Une lune de miel de courte durée : les pannes qui gâchent l’expérience
Le Peugeot e-3008, pensé pour concurrencer directement le Tesla Model Y et le Renault Scénic E-Tech, avait tout pour séduire sur le papier. Un design audacieux, un intérieur futuriste avec son « Panoramic i-Cockpit » et la promesse d’une expérience de conduite 100% électrique aboutie. Pourtant, pour de nombreux premiers acheteurs, le rêve a rapidement viré au cauchemar numérique. Une série de pannes logicielles, parfois bloquantes, est venue gâcher la fête.
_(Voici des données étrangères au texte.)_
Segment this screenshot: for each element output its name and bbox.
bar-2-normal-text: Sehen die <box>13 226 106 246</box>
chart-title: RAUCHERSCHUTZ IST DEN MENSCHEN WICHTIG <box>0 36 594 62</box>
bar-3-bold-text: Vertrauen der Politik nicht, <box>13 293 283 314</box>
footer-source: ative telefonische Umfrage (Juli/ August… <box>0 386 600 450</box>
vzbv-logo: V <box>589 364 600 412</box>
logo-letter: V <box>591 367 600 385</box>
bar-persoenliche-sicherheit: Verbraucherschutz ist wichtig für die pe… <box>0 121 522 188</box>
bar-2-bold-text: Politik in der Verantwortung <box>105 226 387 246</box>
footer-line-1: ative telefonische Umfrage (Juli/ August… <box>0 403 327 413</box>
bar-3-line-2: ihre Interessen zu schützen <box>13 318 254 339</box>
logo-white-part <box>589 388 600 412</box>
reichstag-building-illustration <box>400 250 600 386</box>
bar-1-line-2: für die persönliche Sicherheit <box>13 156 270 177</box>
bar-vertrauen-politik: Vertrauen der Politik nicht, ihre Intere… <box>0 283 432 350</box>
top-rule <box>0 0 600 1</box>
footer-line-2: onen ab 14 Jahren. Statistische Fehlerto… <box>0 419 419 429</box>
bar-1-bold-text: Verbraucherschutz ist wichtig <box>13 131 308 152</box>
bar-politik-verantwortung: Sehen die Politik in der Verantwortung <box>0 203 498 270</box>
L’écran noir : quand l’i-Cockpit panoramique devient une source d’angoisse
La pièce maîtresse de l’habitacle, la spectaculaire dalle incurvée de 21 pouces, est aussi la principale source des maux. De nombreux utilisateurs rapportent des « écrans noirs » complets et soudains en plein trajet, les privant de toutes les informations essentielles à la conduite.[1] Une journaliste du média spécialisé Numerama a même rapporté avoir subi ce bug majeur lors d’un essai, une expérience pour le moins anxiogène.[1] Le système peut parfois rester figé, rendant la partie tactile totalement inopérante.[2] Pour récupérer son affichage, une seule solution : une « sieste improvisée » d’une dizaine de minutes, véhicule éteint, sans que la clé ne soit à proximité.[1]
Problèmes de recharge et planificateur d’itinéraire : la double peine des longs trajets
Au-delà de l’affichage, le processus de recharge, un élément crucial pour un véhicule électrique, montre aussi des signes de faiblesse. Des propriétaires sur les forums d’Automobile Propre font état de difficultés lors de la charge, avec des limitations inattendues ou des recharges qui ne se lancent pas correctement.[3] Des utilisateurs ont noté que la courbe de recharge s’effondrait après 55% de batterie, allongeant considérablement les temps d’attente sur les bornes rapides.[3] Ces avaries, combinées à un planificateur d’itinéraire parfois défaillant, transforment la promesse de longs trajets sereins en une véritable épreuve.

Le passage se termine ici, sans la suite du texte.